Plus the RL Training for reasoning has been demonstrating unexpectedly effective improvements on relatively small amounts of data & compute.
So there's reasons to do both, but the larger investment that finetuning requires means that RAG has generally been more popular. In general, the past couple of years have been won by the bigger models scaling fast, but with finetuning difficulty dropping there is a bit more reason to do your own finetuning.
That said, for the moment the expertise + expense + time of finetuning makes it a tough business proposition if you don't have a very well-defined task to perform, a large dataset to leverage, or other way to get an advantage over the multi-billion dollar investment in the big models.

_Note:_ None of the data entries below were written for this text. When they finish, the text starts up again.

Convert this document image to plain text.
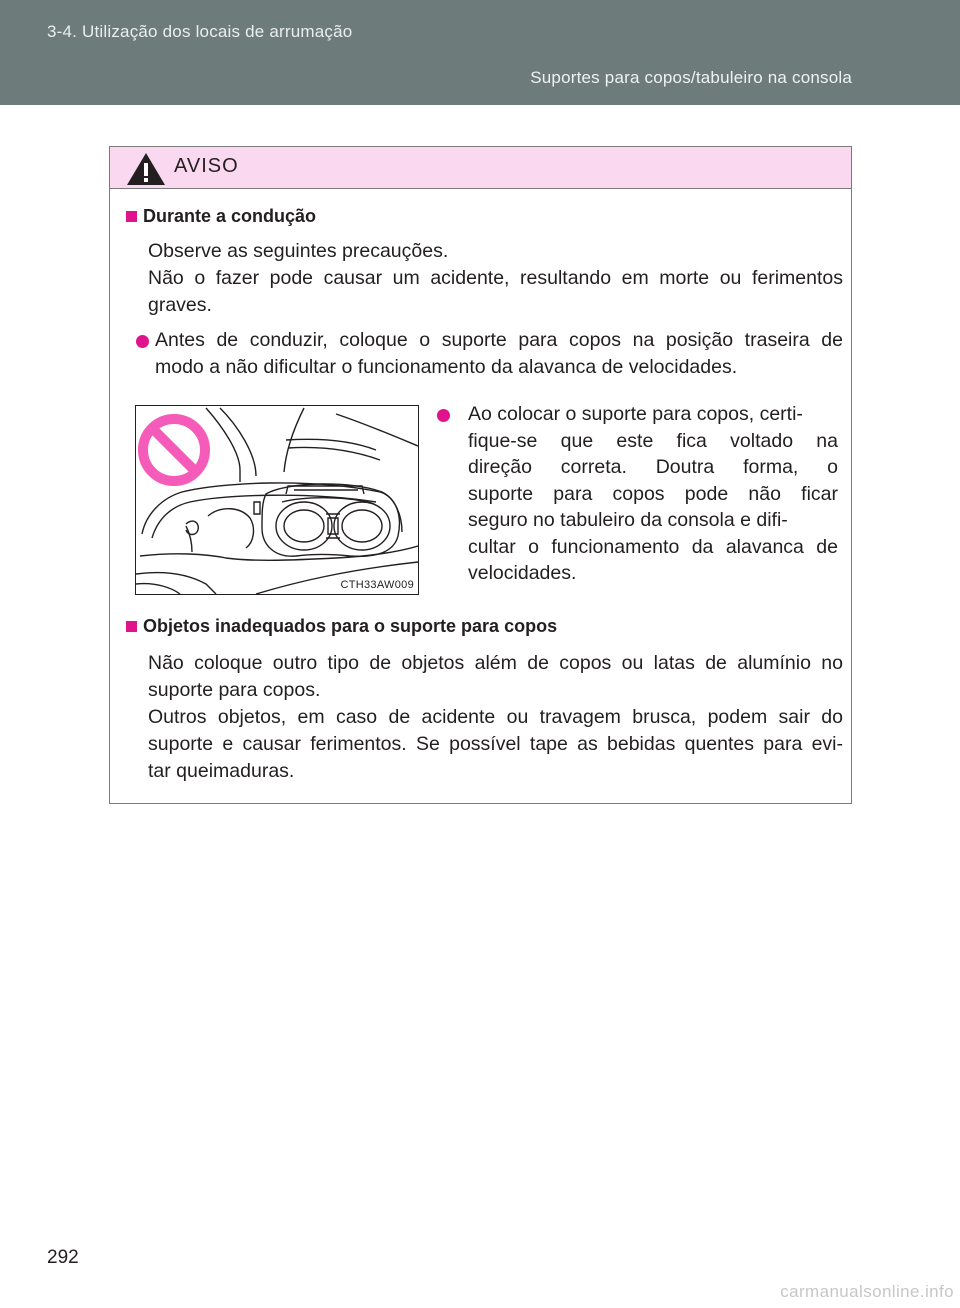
3-4. Utilização dos locais de arrumação
Suportes para copos/tabuleiro na consola
AVISO
Durante a condução
Observe as seguintes precauções.
Não o fazer pode causar um acidente, resultando em morte ou ferimentos
graves.
Antes de conduzir, coloque o suporte para copos na posição traseira de
modo a não dificultar o funcionamento da alavanca de velocidades.
CTH33AW009
Ao colocar o suporte para copos, certi-
fique-se que este fica voltado na
direção correta. Doutra forma, o
suporte para copos pode não ficar
seguro no tabuleiro da consola e difi-
cultar o funcionamento da alavanca de
velocidades.
Objetos inadequados para o suporte para copos
Não coloque outro tipo de objetos além de copos ou latas de alumínio no
suporte para copos.
Outros objetos, em caso de acidente ou travagem brusca, podem sair do
suporte e causar ferimentos. Se possível tape as bebidas quentes para evi-
tar queimaduras.
292
carmanualsonline.info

Nuance is hard. Binary choices are fast, comforting, and require less thought. Certainty feels safer than ambiguity — especially in conflict, where complexity threatens identity. And in most arenas (tech, media, politics), decisive hot takes get applause. Fence-sitters get ignored.
I worked at a startup where the CEO swore up and down that real-time fine-tuning was the future — that models would continuously update with company data. It sounded cool until you remember:
That’s not how LLMs work.
It’s not efficient.
It’s not flexible.
And it’s not even necessary — we already have RAG.

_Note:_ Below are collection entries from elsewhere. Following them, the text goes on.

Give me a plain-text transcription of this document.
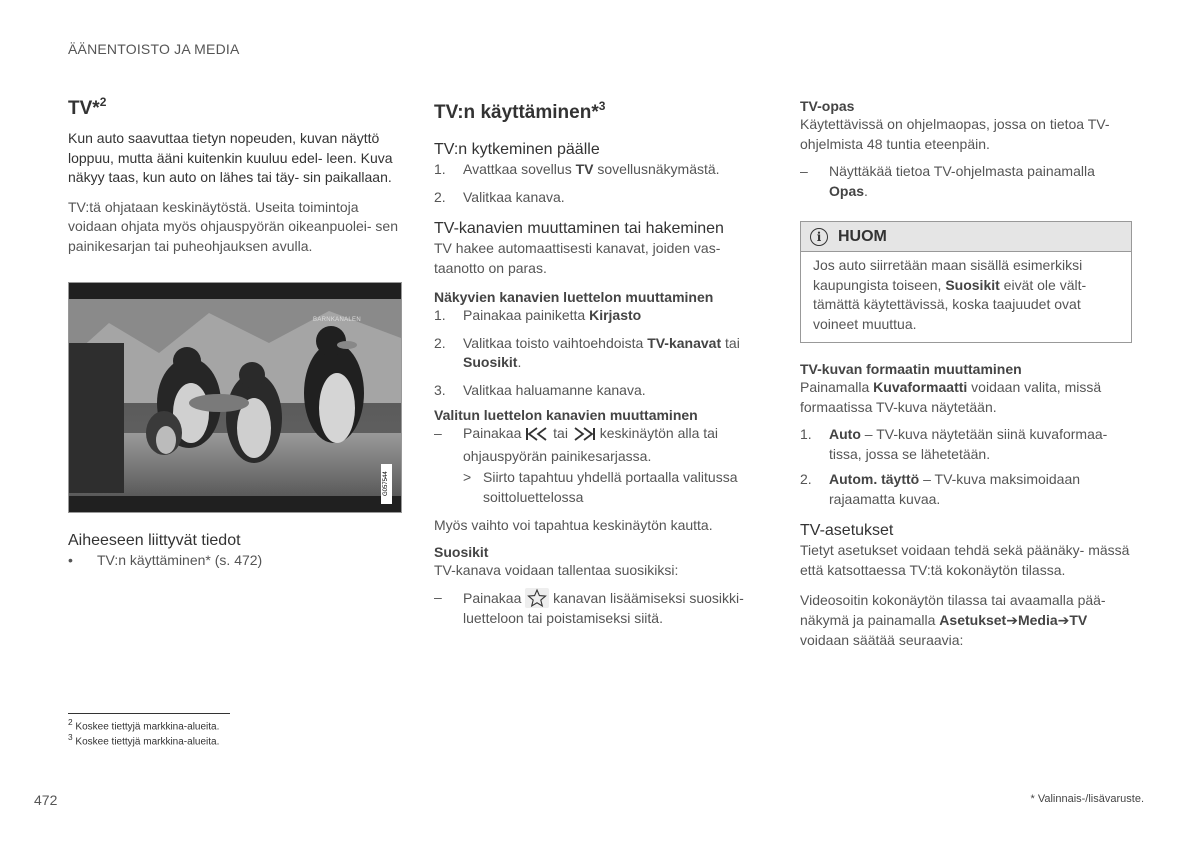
ÄÄNENTOISTO JA MEDIA
TV*$^2$

Kun auto saavuttaa tietyn nopeuden, kuvan näyttö loppuu, mutta ääni kuitenkin kuuluu edel- leen. Kuva näkyy taas, kun auto on lähes tai täy- sin paikallaan.

TV:tä ohjataan keskinäytöstä. Useita toimintoja voidaan ohjata myös ohjauspyörän oikeanpuolei- sen painikesarjan tai puheohjauksen avulla.

BARNKANALEN
G057544
Aiheeseen liittyvät tiedot
• TV:n käyttäminen* (s. 472)
TV:n käyttäminen*$^3$
TV:n kytkeminen päälle
1. Avattkaa sovellus TV sovellusnäkymästä.
2. Valitkaa kanava.
TV-kanavien muuttaminen tai hakeminen

TV hakee automaattisesti kanavat, joiden vas- taanotto on paras.

Näkyvien kanavien luettelon muuttaminen
1. Painakaa painiketta Kirjasto
2. Valitkaa toisto vaihtoehdoista TV-kanavat tai Suosikit.
3. Valitkaa haluamanne kanava.
Valitun luettelon kanavien muuttaminen
– Painakaa  tai  keskinäytön alla tai ohjauspyörän painikesarjassa.
> Siirto tapahtuu yhdellä portaalla valitussa soittoluettelossa

Myös vaihto voi tapahtua keskinäytön kautta.

Suosikit

TV-kanava voidaan tallentaa suosikiksi:

– Painakaa  kanavan lisäämiseksi suosikki- luetteloon tai poistamiseksi siitä.
TV-opas

Käytettävissä on ohjelmaopas, jossa on tietoa TV- ohjelmista 48 tuntia eteenpäin.

– Näyttäkää tietoa TV-ohjelmasta painamalla Opas.
i	HUOM
Jos auto siirretään maan sisällä esimerkiksi kaupungista toiseen, Suosikit eivät ole vält- tämättä käytettävissä, koska taajuudet ovat voineet muuttua.
TV-kuvan formaatin muuttaminen

Painamalla Kuvaformaatti voidaan valita, missä formaatissa TV-kuva näytetään.

1. Auto – TV-kuva näytetään siinä kuvaformaa- tissa, jossa se lähetetään.
2. Autom. täyttö – TV-kuva maksimoidaan rajaamatta kuvaa.
TV-asetukset

Tietyt asetukset voidaan tehdä sekä päänäky- mässä että katsottaessa TV:tä kokonäytön tilassa.

Videosoitin kokonäytön tilassa tai avaamalla pää- näkymä ja painamalla Asetukset➔Media➔TV voidaan säätää seuraavia:

$^2$ Koskee tiettyjä markkina-alueita.
$^3$ Koskee tiettyjä markkina-alueita.
472	* Valinnais-/lisävaruste.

Pipedreams make good pitch decks. But they break when you hit production.
It's a fucking pipedream, this. That's not how LLMs work, it's not efficient, it's not useful (we have RAG for reference augmentation), and it’s not even desirable unless you want your model overfitting on stale, internal narratives every night.
Hope one day it will be practical to do nightly finetunes of a model per company with all core corporate data stores.
This could create a seamless native model experience that knows about (almost) everything you’re doing.